# (modding) my PSU



## Miljan88 (Jul 19, 2010)

Hai! since i got bunch of cables from PSU i dont really use /planning to use like 4pin power,fdd cable,and few molex i was thinking to remove them .So i was wondering if anyone have done something like this before....i mean there are 2 options....to cut wires or open the PSU and remove them directly from the board.what do u suggest guys?
Also was thinking to make it modular (with Mic jacks and 25pin female/male connector). Any suggestions welcome
P.S: atm i dont have my digital cam so i cant show u the pics
Edit: Btw PSU is CM iGreen 600w (just out of warranty) aka. Octopuss


----------



## guitarfreaknation (Jul 19, 2010)

Sounds like fun but I would not trust some hombrew psu mod to run that sexy hardware of yours


----------



## Bassman_soundking (Jul 19, 2010)

Making it modular sound like fun, but it this psu is under warranty it wont be anymore once you cut a wire.


----------



## Laurijan (Jul 19, 2010)

I wouldnt do a mod like this but if you insist I suggest cutting the useless wires to about several cm length so that they are still long enough to isolate with like electrical tape.


----------



## guitarfreaknation (Jul 19, 2010)

Bassman_soundking said:


> Making it modular sound like fun, but it this psu is under warranty it wont be anymore once you cut a wire.

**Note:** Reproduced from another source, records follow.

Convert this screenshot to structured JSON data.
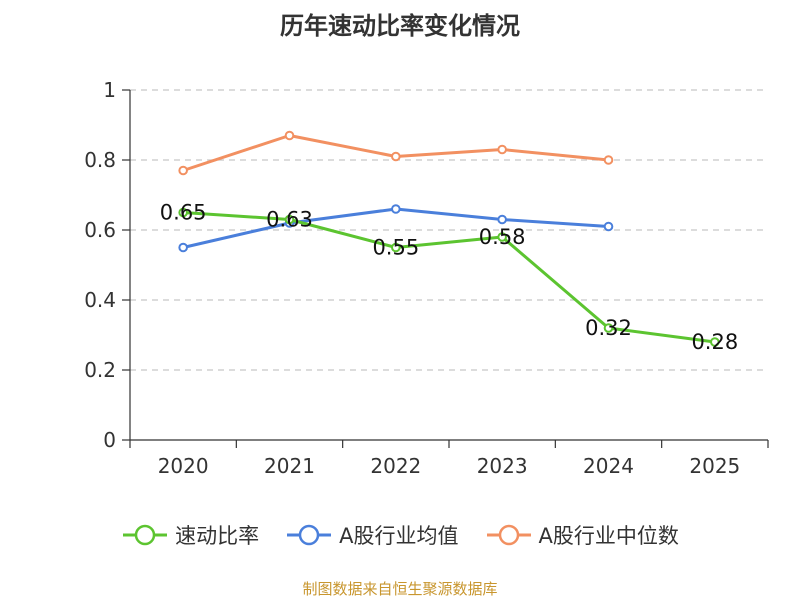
{
  "chart_data": {
    "type": "line",
    "title": "历年速动比率变化情况",
    "categories": [
      "2020",
      "2021",
      "2022",
      "2023",
      "2024",
      "2025"
    ],
    "ylim": [
      0,
      1
    ],
    "yticks": [
      "0",
      "0.2",
      "0.4",
      "0.6",
      "0.8",
      "1"
    ],
    "grid": true,
    "series": [
      {
        "name": "速动比率",
        "color": "#5cc430",
        "values": [
          0.65,
          0.63,
          0.55,
          0.58,
          0.32,
          0.28
        ],
        "labels": [
          "0.65",
          "0.63",
          "0.55",
          "0.58",
          "0.32",
          "0.28"
        ]
      },
      {
        "name": "A股行业均值",
        "color": "#4a7fdb",
        "values": [
          0.55,
          0.62,
          0.66,
          0.63,
          0.61,
          null
        ]
      },
      {
        "name": "A股行业中位数",
        "color": "#f29061",
        "values": [
          0.77,
          0.87,
          0.81,
          0.83,
          0.8,
          null
        ]
      }
    ],
    "legend_position": "bottom"
  },
  "source": "制图数据来自恒生聚源数据库"
}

He did mention this vital fact lol.


Miljan88 said:


> Btw PSU is CM iGreen 600w (just out of warranty) aka. Octopuss


----------



## Bassman_soundking (Jul 19, 2010)

guitarfreaknation said:


> He did mention this vital fact lol.



Lol, I need to learn to read.


----------



## Laurijan (Jul 19, 2010)

Laurijan said:


> I wouldnt do a mod like this but if you insist I suggest cutting the useless wires to about several cm length so that they are still long enough to isolate with like electrical tape.



Also I would drain out the PSU before the mod - just turn off machine then disconnect power cord after which I press the power-button on the PC which empties the capactors in the PSU after which I would start working on it.


----------



## guitarfreaknation (Jul 19, 2010)

No biggy. Have a "thanks"


----------



## Bassman_soundking (Jul 19, 2010)

Well if we find a good way to mod this psu to modular, I want to do it to my CorsairTX650, as it has wayyyy too many wires!!


----------



## Miljan88 (Jul 19, 2010)

Its out of warranty!yeh
Well i was looking over internet and found 2 different infos about draining the PSU....one guy from 3dgameman says that PSU needs erm like 10 mins to drain...and the other one from bit tech says 5 to 10 days:O
Anyway am thinking to cut wires to few cm...and than hide them inside of PSU(just in case) maybe i need em for later use so i can reconnect xD

this looks promising tho(but i am bad at soldering):







Whole thread is here: http://www.bit-tech.net/modding/2007/09/21/building_a_modular_psu/1

Edit: Cable sleeving guide (If u need Bassman soundking) http://www.xtremesystems.org/forums/showpost.php?p=3311964&postcount=1
(my PSU already got cables Sleeved)


----------